Add my voice to the march for choice
My abortion was neither a trauma nor a fight. At the time, I lived in Milwaukee, Wisconsin, where there was an excellent women’s health clinic and a Planned Parenthood that offered confirmation of my pregnancy and the means to terminate it. No crowds stood outside these facilities holding “Baby Killer” signs. I did not walk a gauntlet of so-called pro-life demonstrators yelling at me to change my mind about the procedure.
I realize I don’t need to say why I made this choice, in, well, I can’t remember the exact year; it was sometime in the mid-1970s. I was divorced, had a daughter who was of day-care age, the father was not long-term relationship material and he happened to live across the country when I found out I was pregnant.
As recipient of a monthly “Aid to Dependent Children” check, I was entitled to health care, which paid for the physical exam that clinched my suspicions. Home pregnancy tests were not simple or widely available for another decade or more. The abortion was also free.
When I say “no trauma” I don’t mean it was an easy choice. I only mean that it was obvious and necessary, and I just had to walk through the steps, staying calm and trying not to cry or worry about the future. I knew I was lucky to be able to get a common medical procedure as well counseling about my options (and a serious lecture about birth control methods) with respect for my personhood and with support from my women’s group.
I was raised a Catholic, and, as with the clergy’s position on war, homosexuality and other issues, I disagreed about the clergy’s stance on abortion. Bravo for Pope Francis and his position on Covid-19 vaccination, which shows that he understands the difference between personal choice and selfishness vs. public health. I’m free to punch the air until my fist hits another person’s nose, as one of my favorite nuns used to say.
She couldn’t quite stretch this maxim to a choice about medical privacy that causes other people to get a deadly disease, but at least Francis is hip to the moral obligations of the pandemic. I suppose this also comes back to forbidding masturbation as a “sinful waste of seed,” but we won’t go there. I’m not forcing anyone to get an abortion, nor am I in support of any law that would do such a ridiculous thing. Take note, Facebook page readers.

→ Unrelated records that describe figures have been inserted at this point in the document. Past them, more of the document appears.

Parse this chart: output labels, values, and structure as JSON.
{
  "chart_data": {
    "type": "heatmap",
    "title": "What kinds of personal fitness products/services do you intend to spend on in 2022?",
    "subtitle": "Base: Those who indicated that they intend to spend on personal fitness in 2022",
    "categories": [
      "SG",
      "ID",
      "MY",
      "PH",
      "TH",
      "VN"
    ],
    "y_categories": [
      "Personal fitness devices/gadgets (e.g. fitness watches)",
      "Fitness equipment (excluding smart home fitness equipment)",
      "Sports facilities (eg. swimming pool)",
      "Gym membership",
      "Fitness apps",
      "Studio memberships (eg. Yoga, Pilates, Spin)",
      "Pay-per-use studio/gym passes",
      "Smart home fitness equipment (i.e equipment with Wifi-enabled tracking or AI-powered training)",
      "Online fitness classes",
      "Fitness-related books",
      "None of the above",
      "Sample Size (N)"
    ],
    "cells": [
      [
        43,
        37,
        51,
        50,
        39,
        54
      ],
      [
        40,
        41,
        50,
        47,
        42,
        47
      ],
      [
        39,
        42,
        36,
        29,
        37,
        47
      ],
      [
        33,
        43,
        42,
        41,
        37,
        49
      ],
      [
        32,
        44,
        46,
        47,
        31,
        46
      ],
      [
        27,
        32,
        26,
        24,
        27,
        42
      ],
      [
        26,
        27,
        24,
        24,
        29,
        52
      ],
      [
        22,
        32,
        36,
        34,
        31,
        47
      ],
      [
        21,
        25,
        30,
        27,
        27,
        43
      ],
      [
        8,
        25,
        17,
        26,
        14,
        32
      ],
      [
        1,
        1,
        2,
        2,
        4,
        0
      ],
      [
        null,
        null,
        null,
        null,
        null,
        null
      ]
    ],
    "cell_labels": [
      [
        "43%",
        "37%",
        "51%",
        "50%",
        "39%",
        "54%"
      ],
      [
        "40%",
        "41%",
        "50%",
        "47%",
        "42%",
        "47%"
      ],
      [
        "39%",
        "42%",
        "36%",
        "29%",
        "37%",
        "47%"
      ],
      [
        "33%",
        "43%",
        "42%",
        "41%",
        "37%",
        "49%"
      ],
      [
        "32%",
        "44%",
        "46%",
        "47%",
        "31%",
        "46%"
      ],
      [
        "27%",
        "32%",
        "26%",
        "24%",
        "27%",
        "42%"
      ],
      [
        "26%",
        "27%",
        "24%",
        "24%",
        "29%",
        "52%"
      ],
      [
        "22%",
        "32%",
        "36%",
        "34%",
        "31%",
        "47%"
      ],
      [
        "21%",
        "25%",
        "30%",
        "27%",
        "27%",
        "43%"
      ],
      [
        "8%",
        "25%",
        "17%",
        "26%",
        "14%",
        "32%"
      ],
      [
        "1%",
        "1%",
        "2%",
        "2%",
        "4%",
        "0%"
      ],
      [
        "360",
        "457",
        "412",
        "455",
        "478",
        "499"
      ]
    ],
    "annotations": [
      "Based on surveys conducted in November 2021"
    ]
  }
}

I missed the march in Santa Rosa on Saturday, because I was laboring in my vegetable beds and forgot about the gathering in Courthouse Square. I read about it in my Sunday paper and was glad 500 of my fellow citizens were there. The laws promulgated by Republican legislatures across this country criminalizing doctors and women who make the abortion choice may not happen here, now, but could be a first step to reversing Roe vs. Wade.
The Supreme Court allowed the Texas law to be enforced by any person from anywhere suing for damages, not just the woman, but even those who help her, including an Uber driver who takes her to an appointment. Basically a $10,000 bounty. What’s next? Shooting doctors? Oh, wait…
Read here about a San Antonio physician, Alan Braid, who publicly revealed he broke the Texas law to test the restriction (abortion is illegal as soon as cardiac activity can be detected, no exception for rape or incest). Listen here to congresswomen of color sharing their abortion stories. I am in solidarity with Barbara Lee (yet again!) Cory Bush and Pramila Jayapal.
I’m right with you, Jennie. Didn’t know about that march. Abortion is never an easy choice, but it is our choice.